Courbet excludes all fertility associations in his rendition of the Venus figure. Instead of placing the female figure in a paradisal, luminous setting, Courbet sets the painting’s character in the middle of a covert, dark forest. By placing her in a clandestine, private setting, the figure is placed physically closer to the un-idealized natural world. Not only does the artist honor her realistic femininity, but he also recognizes her existence as a creature of the earth; she is neither a goddess nor a mythological symbol of femininity. In contrast to the celestial, heavenly putti figures used by Cabanel, Courbet places an exotic bird as her personal consort, expressing her uniqueness and individuality.
In Woman with a Parrot, Courbet deconstructs the validity of classicism found in paintings. Through the techniques in his painting, Courbet offers two ascending critiques on the portrayal of the female nude: First, the sexualized perspective—providing visual representations of a un-goddess like nude women. Second, a sexist perspective—visually depicting a woman who transcends male dominion through her individuality. The European’s erroneous association of nude paintings to classical Greek art is merely a subterfuge. By usurping the classical ideal of a nude woman and manipulating the conventions of the Greek Venus figure in Woman with Parrot, Courbet shows how the European male viewer self-deceivingly uses classical allusions to camouflage the sexualized exhibition of the nude women.
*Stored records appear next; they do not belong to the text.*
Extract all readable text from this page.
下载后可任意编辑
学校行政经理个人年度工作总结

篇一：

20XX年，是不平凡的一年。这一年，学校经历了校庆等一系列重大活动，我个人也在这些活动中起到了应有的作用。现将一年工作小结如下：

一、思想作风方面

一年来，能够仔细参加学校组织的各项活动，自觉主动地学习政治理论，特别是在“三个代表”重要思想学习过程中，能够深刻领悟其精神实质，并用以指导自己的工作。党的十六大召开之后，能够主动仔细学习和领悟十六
Cabanel’s The Birth of Venus visually quantifies the gender hierarchy that had existed prior to and through the nineteenth century. Through the depiction of a nude woman, the idealization of the human body, and the incessant allusions to fertility, Cabanel misrepresents the characteristics that epitomize the female gender. These misrepresentations of natural feminine characteristics materialize the female gender, making the female into a controllable object for the authoritative male.